Photo by Christopher Duggan
If the name of choreographer Camille A. Brown doesn’t sound familiar, you might know her work. Recently, she worked on Broadway’s “Once on This Island” (2017) and NBC’s “Jesus Christ Superstar,” last year’s live televised concert featuring musician John Legend as Jesus. On Sept. 27, she’s coming to the University of Richmond’s Modlin Center for the Arts with her dance company to perform parts of a trilogy of her works about African American identity.
“I guess I call this show a sampling because it has a little bit of everything,” she says. The show will offer highlights from “Mr. TOL E. RAncE,” “BLACK GIRL: Linguistic Play” and “ink,” as well as “New Second Line,” which celebrates the people of New Orleans.
Brown was last in Richmond five years ago, when her company presented “Mr. TOL E. RAncE” at the Grace Street Theater. The evening-length work examines and celebrates African American humor, the mask of survival and stereotypes of black culture throughout history. Revisiting those themes in today’s political climate is something she’s looking forward to doing.
“It will be exciting for the audiences who’ve seen ‘Mr. TOL E. RAncE’ to see it again. It’s a different time now,” she says. “When I first started doing ‘TOL E. RAncE’ and working on it, people still had the mindset of, like, post-racial society, and, you know, I think that’s a very hard argument to still have today. So I think it will be interesting to see how people respond to something now that we’re in a different time, and what does that do to your perception?”
Brown, an energetic and youthful 39-year-old from Jamaica, a neighborhood in Queens, New York, discovered dance at the age of 3 and studied with Bryan Hawthorne at the DeVore Dance Center. Hawthorne, she says, taught her more than just dance. “He taught us about the world, life, living experiences.”

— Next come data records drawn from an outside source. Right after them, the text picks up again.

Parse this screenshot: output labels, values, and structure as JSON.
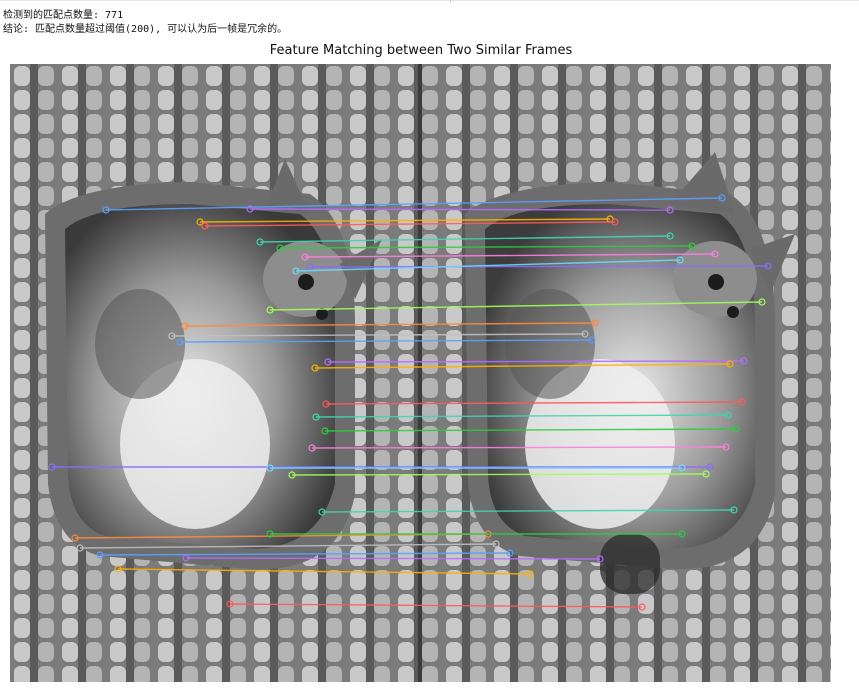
{
  "console": {
    "line1": "检测到的匹配点数量: 771",
    "line2": "结论: 匹配点数量超过阈值(200), 可以认为后一帧是冗余的。"
  },
  "figure": {
    "title": "Feature Matching between Two Similar Frames",
    "left_image": "kitten-frame-1",
    "right_image": "kitten-frame-2",
    "match_colors": [
      "#5aa0ff",
      "#b76cff",
      "#ffb000",
      "#ff5a5a",
      "#3fd6b0",
      "#2ecc40",
      "#ff7fe0",
      "#8a6cff",
      "#6ad9ff",
      "#a0ff5a",
      "#ff8a3d",
      "#c0c0c0"
    ]
  }
}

Brown graduated from New York City’s Fiorello H. LaGuardia High School of Music & Art and Performing Arts and earned a bachelor’s in fine arts from the University of North Carolina School of the Arts. Brown’s work is designed to “see beyond dance.” She wants people to “see stories they can relate to.” Those familiar with the urgency of Urban Bush Women or the musicality of groundbreaking choreographer Dianne McIntyre may feel the impact of their inspiration. But Brown is not a carbon copy.
“I’m not doing choreography 2.0,” she says. “I’m lifting up the black experience.”
She’s also creating dance for musicals, including the Tony-winning “Once,” in which the entire cast acts, sings, dances and plays musical instruments, and the upcoming “Ma Rainey’s Black Bottom,” an adaptation of August Wilson’s award-winning play that is being produced for Netflix by Denzel Washington. The cast includes Viola Davis, Chadwick Boseman and Glynn Turman. Concurrently, Brown is preparing a work for the Alvin Ailey American Dance Theater and “Porgy and Bess” for the Metropolitan Opera.
“It’s very exciting, and I’m just trying to make sure that I do a good job in every project that I’m connected to because everything is really important,” she says.
Camille A. Brown & Dancers perform at the University of Richmond’s Alice Jepson Theatre, part of the Modlin Center for the Arts, at 7:30 p.m on Friday, Sept. 27. $20 to $40.